Thinking back, I felt so effeminate in his presence. I wasn't in fact, but he was so extremely masculine that I always felt inadequate by comparison. He was very big and very handsome.

The funny thing was that whenever I was in the presence of genuinely effeminate and artistic men in later life, I felt stupidly masculine. I felt like a stoneware jug to their porcelain vase. It seemed as though I was inhibiting their flights of fancy with my earth-bound practicality.

I never realised until it was pointed out by my 14 year-old grand daughter that I could be seen as physically intimidating just by standing there without a smile on my face. Some people were actually scared of me - something which never occurred to me at the time. I didn't know I could be scary without trying.
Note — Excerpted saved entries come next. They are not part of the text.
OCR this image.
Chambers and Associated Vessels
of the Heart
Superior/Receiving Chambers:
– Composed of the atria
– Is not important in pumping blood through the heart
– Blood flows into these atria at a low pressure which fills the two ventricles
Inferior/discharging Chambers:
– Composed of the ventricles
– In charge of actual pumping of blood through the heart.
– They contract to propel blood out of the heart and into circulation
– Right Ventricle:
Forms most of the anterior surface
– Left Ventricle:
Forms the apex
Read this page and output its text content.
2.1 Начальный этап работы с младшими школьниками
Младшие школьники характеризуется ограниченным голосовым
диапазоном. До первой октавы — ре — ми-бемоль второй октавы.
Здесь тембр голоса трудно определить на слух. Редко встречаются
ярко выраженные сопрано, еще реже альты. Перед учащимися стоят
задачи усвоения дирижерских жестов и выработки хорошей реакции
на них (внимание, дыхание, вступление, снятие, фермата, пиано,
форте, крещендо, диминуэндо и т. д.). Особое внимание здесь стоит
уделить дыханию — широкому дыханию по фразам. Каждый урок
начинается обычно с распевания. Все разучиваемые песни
All that is in the past now that I have reached the beginning of old age, but I still yearn to be seen as avuncular. That quality will be forever denied to me I fear.

16 comments:

  1. O wad some Power the giftie gie us, to see oursels as ithers see us.

    ReplyDelete
  2. I had to look it up to see exactly what it means. I see that there isn't really a female word for it except auntly or aunt like. I fear that I failed too. Well, let's be honest, I know I did.

    ReplyDelete
    Replies
    1. To me it means 'like an uncle' but there are uncles and uncles... I'm the sort who is not encouraged to visit often.

      Delete
  3. Replies
    1. I would have preferred a lion rampant - anything rampant really.

      Delete
  4. I am all for rampant anythings but have left it a bit late I fear.

    ReplyDelete
    Replies
    1. It's never too late for a rampant rabbit Weave.

      Delete
  5. I had piano lessons but didn’t make the most of it but, I am really good at Les Dawson, pub like piano !!!!!
    I can see that people might be a bit scared of you even though you are probably a pussycat !!! XXXX

    ReplyDelete
    Replies
    1. I see you more as a Mrs Mills than a Les Dawson. Pussy has claws...

      Delete
  6. Who came up with this family crest?

    Just a couple more years and you will enter the phase when young women notice you in the grocery store, fumbling with the tinned goods, and say: "Oh, look! He's so cute!"

    ReplyDelete
    Replies
    1. A: I have no idea.

      B: I don't think so.

      Also, I will never 'fumble' with tinned goods. I might fumble with the young women, but that situation will take care of itself, naturally or unnaturally.

      Delete
  7. No tinned peaches, then, for your old age 😀

    ReplyDelete
  8. I had three kindly old uncles. One had a wooden leg, acquired when he tried to jump onto a box car, on a dare. He signed his name as Uncle Trank, for Frank. He became very old and died of Alzheimers. Once, when his dementia was very new and I was in my twenties, I blurted out he signed Uncle Trank and the F was missing a leg. That's how long it took me to gedit. He smiled and said Well done, young lady.